LONDON (Reuters) - World stocks fell from a 5-1/2 month high on Friday as gains spurred by the Federal Reserve’s pledge of low interest rates gave way to concerns about Portugal, seen as the next domino in the euro zone crisis, and uncertainty over Greek debt talks.
Portuguese five- and 10-year government bond yields were set to remain under pressure after hitting euro-era highs on Thursday as fears grow that the country may follow Greece in requiring another bailout or seeking to restructure its debt.
Athens is locked in tough negotiations with its private creditors on a restructuring it needs quickly to avert a disorderly default when a major bond redemption falls due in March.
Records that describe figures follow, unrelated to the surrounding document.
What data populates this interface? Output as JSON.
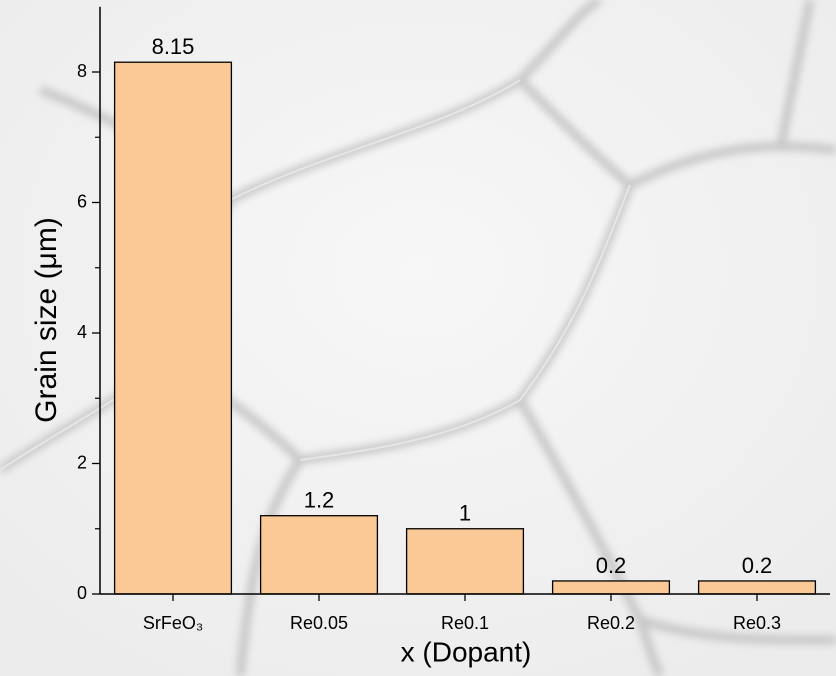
{
  "chart_data": {
    "type": "bar",
    "categories": [
      "SrFeO₃",
      "Re0.05",
      "Re0.1",
      "Re0.2",
      "Re0.3"
    ],
    "values": [
      8.15,
      1.2,
      1,
      0.2,
      0.2
    ],
    "color": "#fbc995",
    "ylabel": "Grain size (μm)",
    "xlabel": "x (Dopant)",
    "ylim": [
      0,
      9
    ],
    "yticks": [
      0,
      2,
      4,
      6,
      8
    ],
    "yticks_minor": [
      1,
      3,
      5,
      7
    ],
    "grid": false
  }
}
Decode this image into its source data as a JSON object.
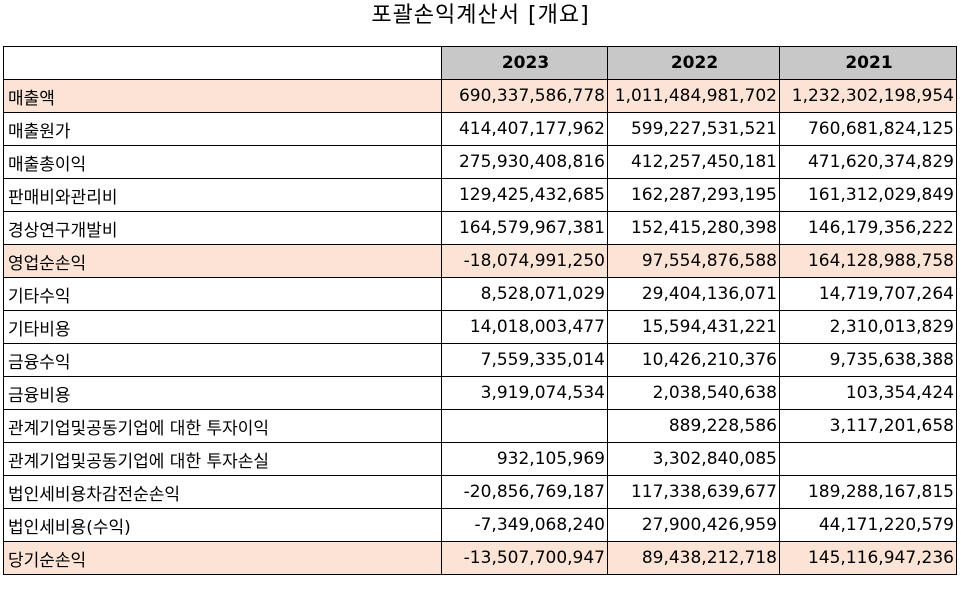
{
  "title": "포괄손익계산서 [개요]",
  "table": {
    "columns": [
      "2023",
      "2022",
      "2021"
    ],
    "rows": [
      {
        "label": "매출액",
        "values": [
          "690,337,586,778",
          "1,011,484,981,702",
          "1,232,302,198,954"
        ],
        "highlight": true
      },
      {
        "label": "매출원가",
        "values": [
          "414,407,177,962",
          "599,227,531,521",
          "760,681,824,125"
        ],
        "highlight": false
      },
      {
        "label": "매출총이익",
        "values": [
          "275,930,408,816",
          "412,257,450,181",
          "471,620,374,829"
        ],
        "highlight": false
      },
      {
        "label": "판매비와관리비",
        "values": [
          "129,425,432,685",
          "162,287,293,195",
          "161,312,029,849"
        ],
        "highlight": false
      },
      {
        "label": "경상연구개발비",
        "values": [
          "164,579,967,381",
          "152,415,280,398",
          "146,179,356,222"
        ],
        "highlight": false
      },
      {
        "label": "영업순손익",
        "values": [
          "-18,074,991,250",
          "97,554,876,588",
          "164,128,988,758"
        ],
        "highlight": true
      },
      {
        "label": "기타수익",
        "values": [
          "8,528,071,029",
          "29,404,136,071",
          "14,719,707,264"
        ],
        "highlight": false
      },
      {
        "label": "기타비용",
        "values": [
          "14,018,003,477",
          "15,594,431,221",
          "2,310,013,829"
        ],
        "highlight": false
      },
      {
        "label": "금융수익",
        "values": [
          "7,559,335,014",
          "10,426,210,376",
          "9,735,638,388"
        ],
        "highlight": false
      },
      {
        "label": "금융비용",
        "values": [
          "3,919,074,534",
          "2,038,540,638",
          "103,354,424"
        ],
        "highlight": false
      },
      {
        "label": "관계기업및공동기업에 대한 투자이익",
        "values": [
          "",
          "889,228,586",
          "3,117,201,658"
        ],
        "highlight": false
      },
      {
        "label": "관계기업및공동기업에 대한 투자손실",
        "values": [
          "932,105,969",
          "3,302,840,085",
          ""
        ],
        "highlight": false
      },
      {
        "label": "법인세비용차감전순손익",
        "values": [
          "-20,856,769,187",
          "117,338,639,677",
          "189,288,167,815"
        ],
        "highlight": false
      },
      {
        "label": "법인세비용(수익)",
        "values": [
          "-7,349,068,240",
          "27,900,426,959",
          "44,171,220,579"
        ],
        "highlight": false
      },
      {
        "label": "당기순손익",
        "values": [
          "-13,507,700,947",
          "89,438,212,718",
          "145,116,947,236"
        ],
        "highlight": true
      }
    ]
  },
  "colors": {
    "header_bg": "#c8c8c8",
    "highlight_bg": "#fbe3d6",
    "border": "#000000"
  }
}
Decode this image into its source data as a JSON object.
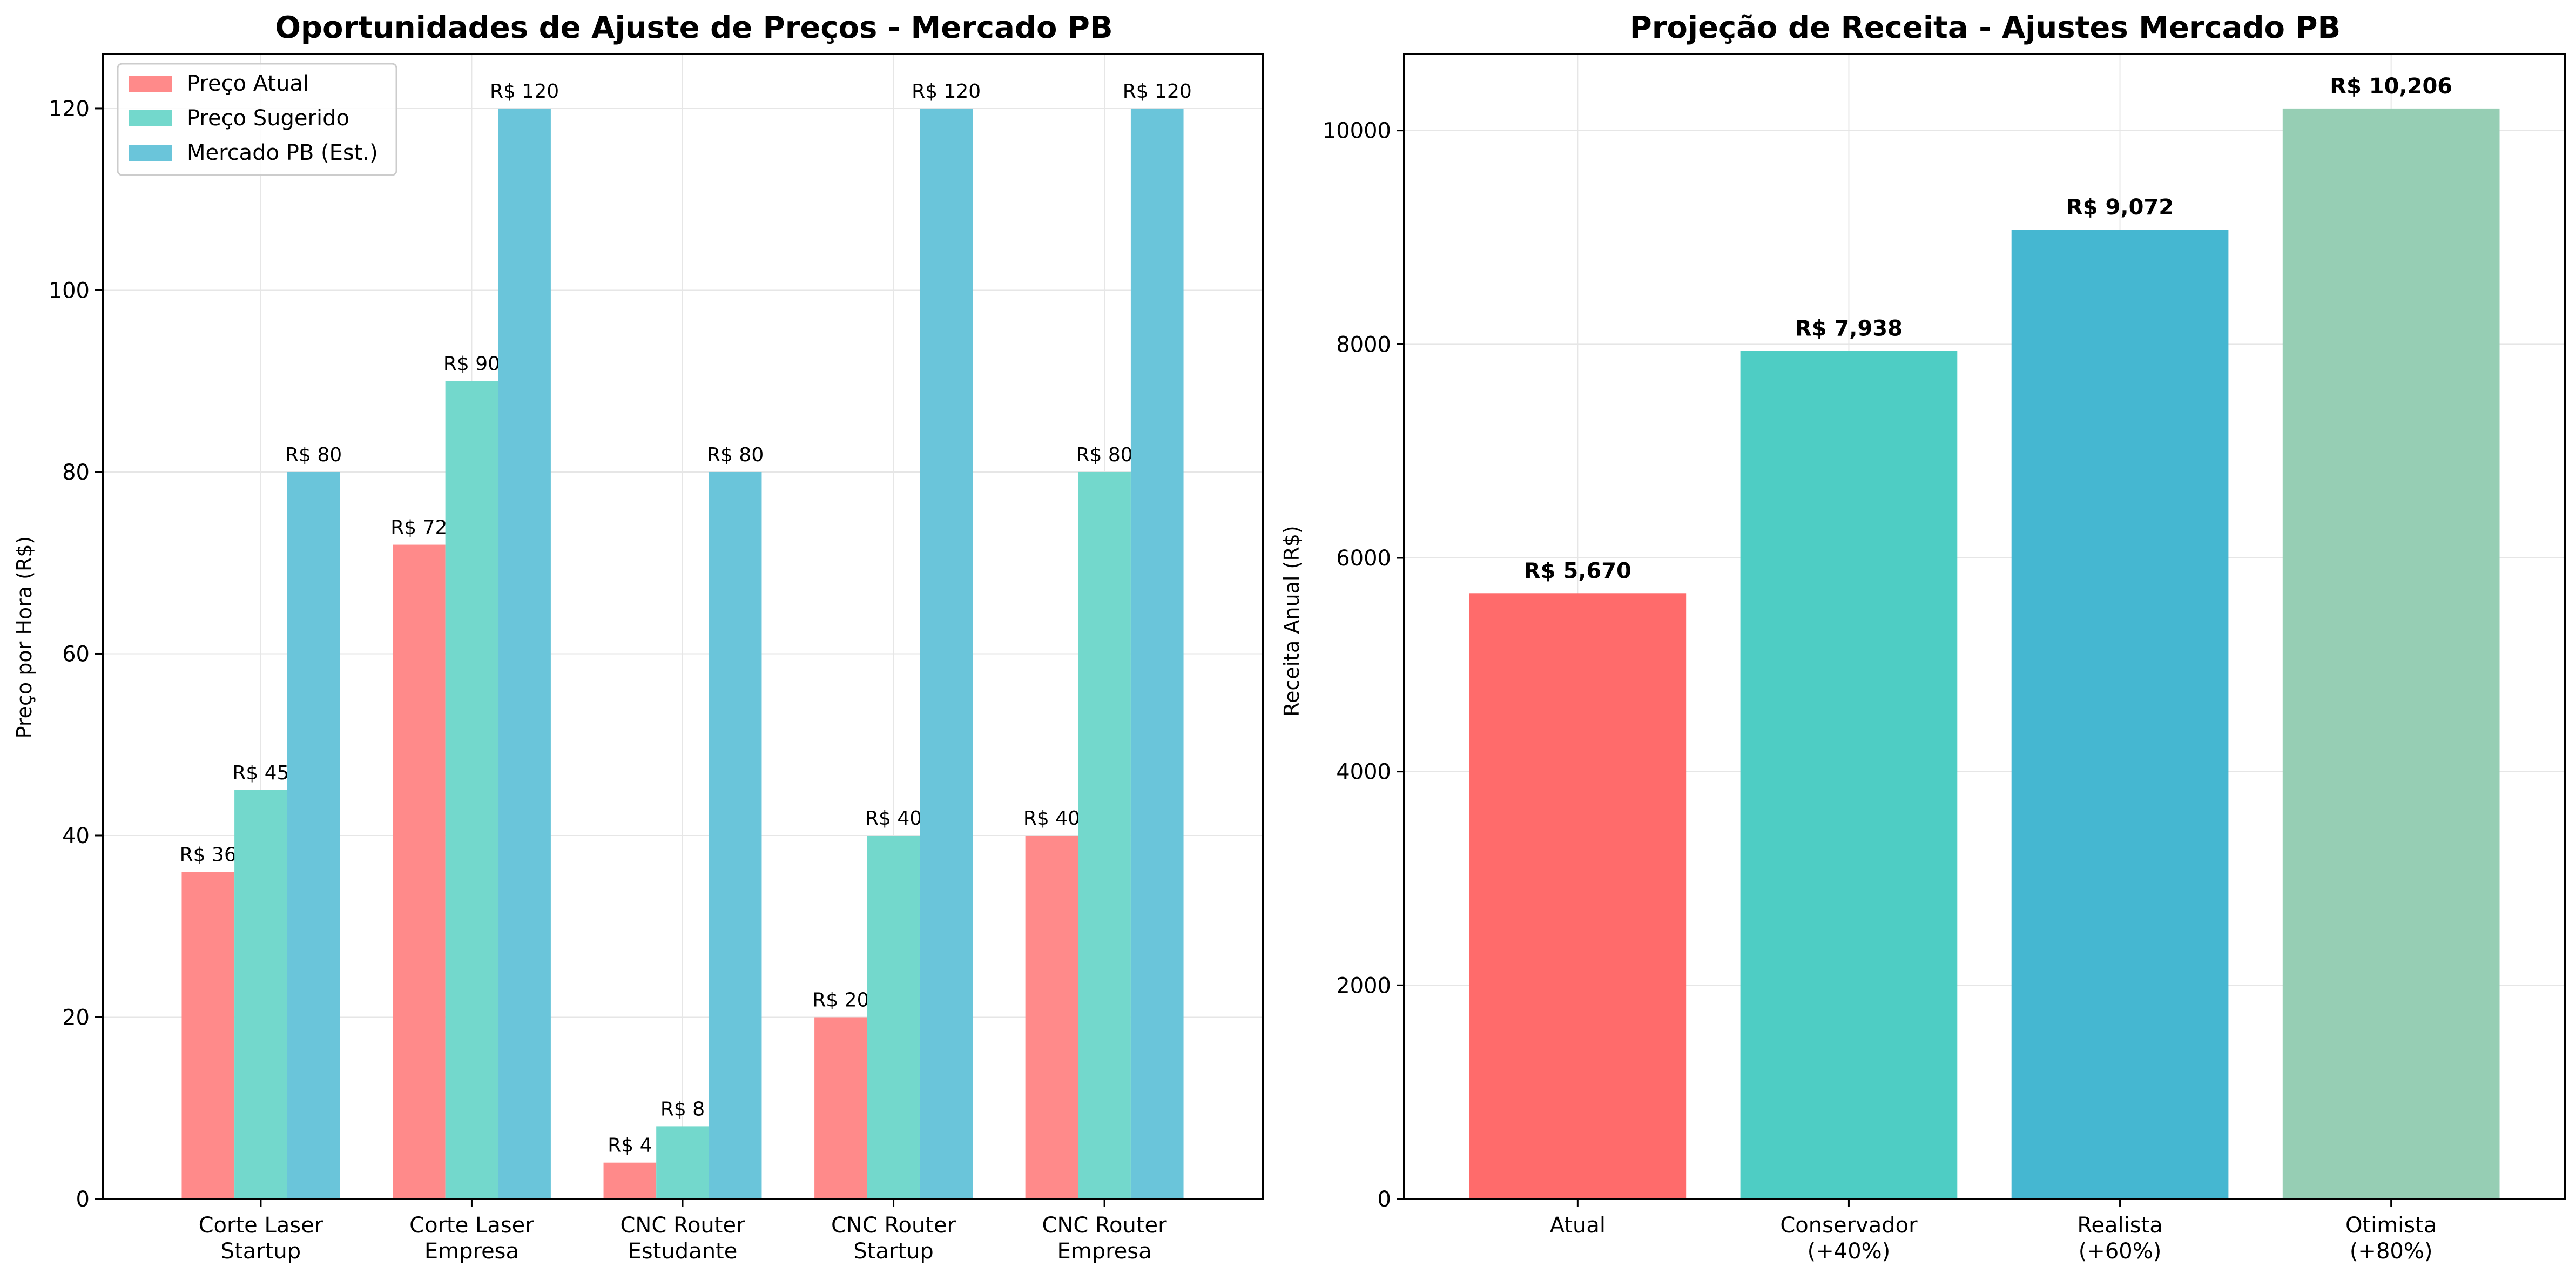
{
  "chart_data": [
    {
      "type": "bar",
      "title": "Oportunidades de Ajuste de Preços - Mercado PB",
      "xlabel": "",
      "ylabel": "Preço por Hora (R$)",
      "ylim": [
        0,
        126
      ],
      "yticks": [
        0,
        20,
        40,
        60,
        80,
        100,
        120
      ],
      "grid": true,
      "legend_position": "top-left",
      "categories": [
        [
          "Corte Laser",
          "Startup"
        ],
        [
          "Corte Laser",
          "Empresa"
        ],
        [
          "CNC Router",
          "Estudante"
        ],
        [
          "CNC Router",
          "Startup"
        ],
        [
          "CNC Router",
          "Empresa"
        ]
      ],
      "series": [
        {
          "name": "Preço Atual",
          "color": "#ff8a8a",
          "values": [
            36,
            72,
            4,
            20,
            40
          ],
          "labels": [
            "R$ 36",
            "R$ 72",
            "R$ 4",
            "R$ 20",
            "R$ 40"
          ]
        },
        {
          "name": "Preço Sugerido",
          "color": "#73d8cc",
          "values": [
            45,
            90,
            8,
            40,
            80
          ],
          "labels": [
            "R$ 45",
            "R$ 90",
            "R$ 8",
            "R$ 40",
            "R$ 80"
          ]
        },
        {
          "name": "Mercado PB (Est.)",
          "color": "#6ac5da",
          "values": [
            80,
            120,
            80,
            120,
            120
          ],
          "labels": [
            "R$ 80",
            "R$ 120",
            "R$ 80",
            "R$ 120",
            "R$ 120"
          ]
        }
      ]
    },
    {
      "type": "bar",
      "title": "Projeção de Receita - Ajustes Mercado PB",
      "xlabel": "",
      "ylabel": "Receita Anual (R$)",
      "ylim": [
        0,
        10716
      ],
      "yticks": [
        0,
        2000,
        4000,
        6000,
        8000,
        10000
      ],
      "grid": true,
      "categories": [
        [
          "Atual"
        ],
        [
          "Conservador",
          "(+40%)"
        ],
        [
          "Realista",
          "(+60%)"
        ],
        [
          "Otimista",
          "(+80%)"
        ]
      ],
      "values": [
        5670,
        7938,
        9072,
        10206
      ],
      "labels": [
        "R$ 5,670",
        "R$ 7,938",
        "R$ 9,072",
        "R$ 10,206"
      ],
      "colors": [
        "#ff6b6b",
        "#4ecdc4",
        "#45b7d1",
        "#96ceb4"
      ]
    }
  ]
}
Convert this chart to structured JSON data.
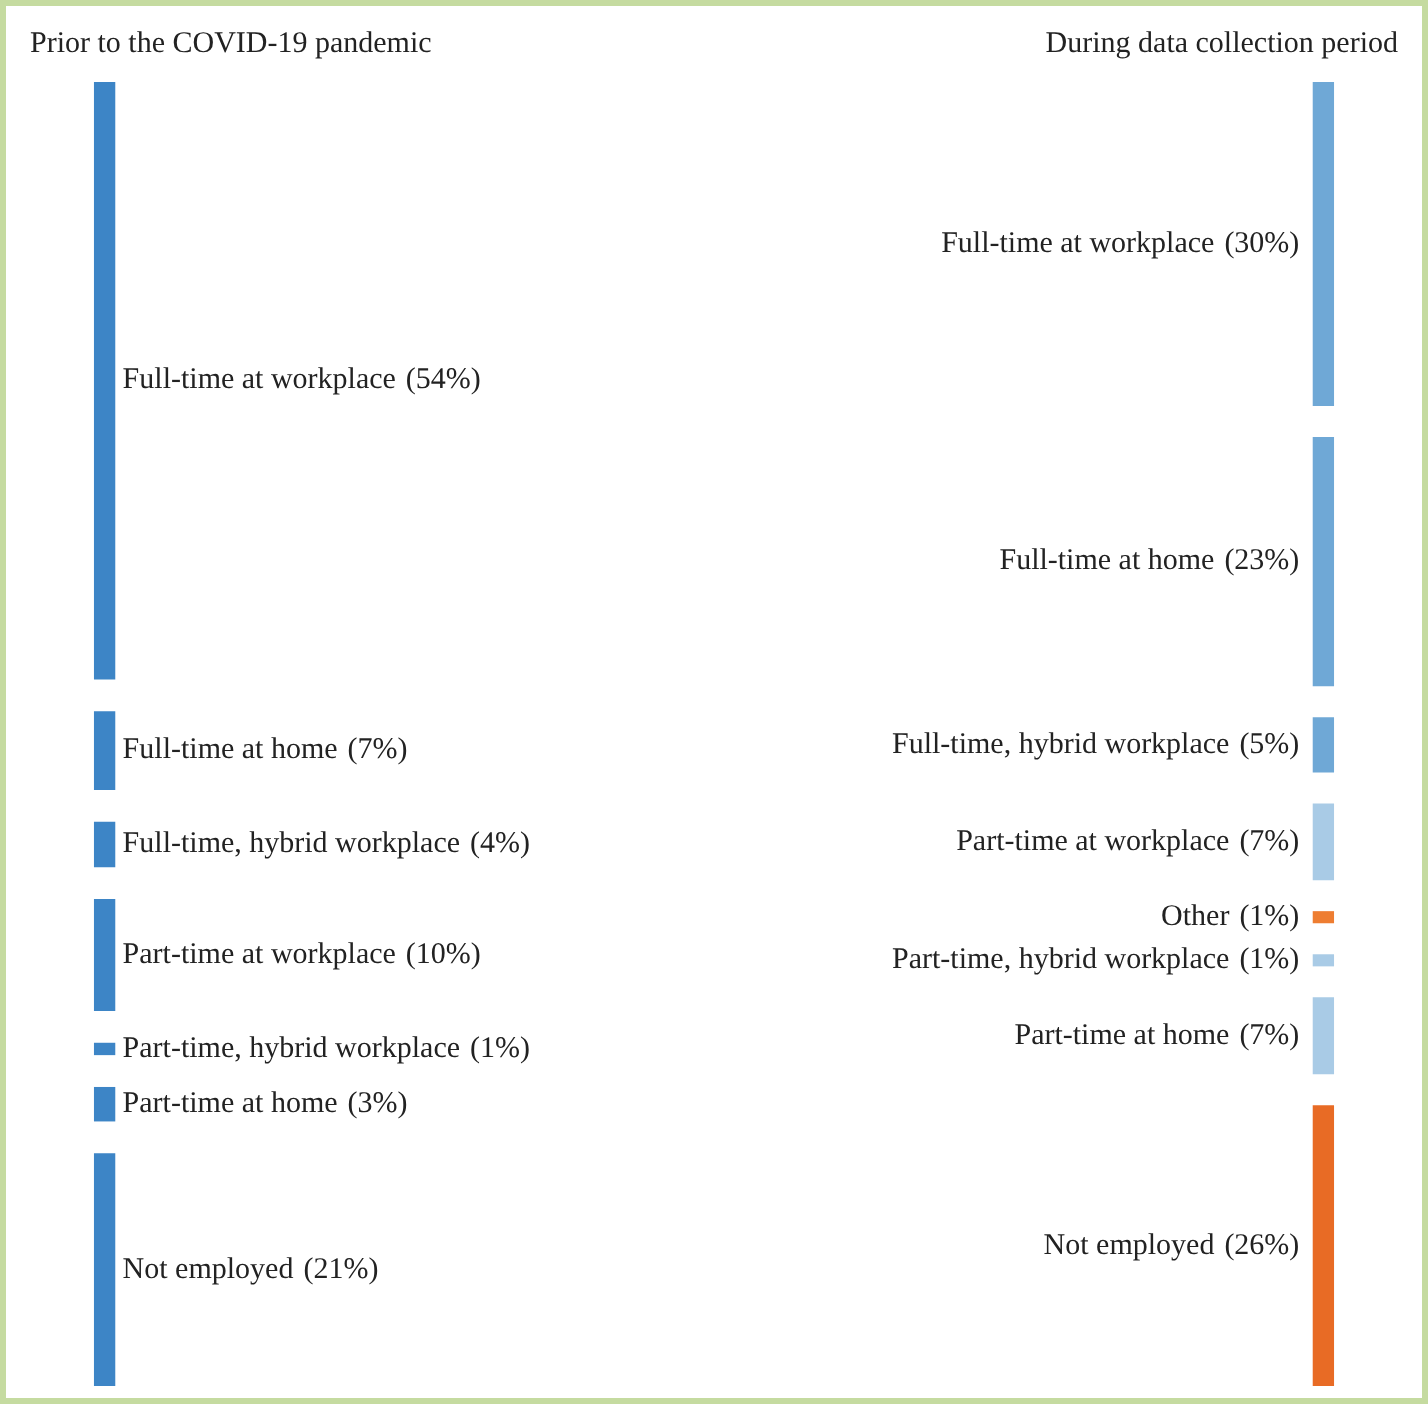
{
  "chart_data": [
    {
      "type": "other",
      "title": "Prior to the COVID-19 pandemic",
      "categories": [
        "Full-time at workplace",
        "Full-time at home",
        "Full-time, hybrid workplace",
        "Part-time at workplace",
        "Part-time, hybrid workplace",
        "Part-time at home",
        "Not employed"
      ],
      "values": [
        54,
        7,
        4,
        10,
        1,
        3,
        21
      ],
      "value_labels": [
        "(54%)",
        "(7%)",
        "(4%)",
        "(10%)",
        "(1%)",
        "(3%)",
        "(21%)"
      ],
      "colors": [
        "#3d85c6",
        "#3d85c6",
        "#3d85c6",
        "#3d85c6",
        "#3d85c6",
        "#3d85c6",
        "#3d85c6"
      ]
    },
    {
      "type": "other",
      "title": "During data collection period",
      "categories": [
        "Full-time at workplace",
        "Full-time at home",
        "Full-time, hybrid workplace",
        "Part-time at workplace",
        "Other",
        "Part-time, hybrid workplace",
        "Part-time at home",
        "Not employed"
      ],
      "values": [
        30,
        23,
        5,
        7,
        1,
        1,
        7,
        26
      ],
      "value_labels": [
        "(30%)",
        "(23%)",
        "(5%)",
        "(7%)",
        "(1%)",
        "(1%)",
        "(7%)",
        "(26%)"
      ],
      "colors": [
        "#6fa8d6",
        "#6fa8d6",
        "#6fa8d6",
        "#a9cbe6",
        "#ee7d31",
        "#a9cbe6",
        "#a9cbe6",
        "#e86b25"
      ]
    }
  ]
}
Greece’s bondholders are demanding the European Central Bank contribute to a deal to put the country’s messy finances back on track.
“With all the focus on Greece, attention has also started to shift to Portugal, whose own bond yields are continuing to rise sharply, with 10-year yields pushing on towards 15 percent, as fears rise that it could well need a second bailout,” said Michael Hewson, market analyst at CMC Markets in London.
The MSCI world equity index fell a quarter percent, after hitting its highest since August on Thursday after the Federal Reserve pledged to keep interest rates near zero for the next three years.
European stocks lost 0.4 percent while emerging stocks rose 0.3 percent.
U.S. crude oil fell 0.1 percent to $99.56 a barrel.
Bund futures rose 30 ticks.
The dollar rose slightly against a basket of major currencies. The euro fell 0.1 percent to $1.3091.
After weeks of wrangling over the coupon that Greece will pay on new bonds it will swap for existing debt, the focus has shifted to whether the ECB and other public creditors will follow private bondholders in swallowing losses.
Euro zone members may have to increase their financial support for Greece if Athens and the private sector do their part to address the country’s debt crisis, Eurogroup head Jean-Claude Juncker told a newspaper.
Italy, on the other hand, has enjoyed a recent rapid decline in yields, mostly driven by demand from domestic banks awash with three-year loans taken out from the European Central Bank. Italy will sell 8 billion euros of six-month bills and 3 billion euros of 11-month bills on Friday after a successful short-term bond auction on Thursday and before a key sale of longer-dated debt next week.
“Italy has seen some relief,” Hewson said.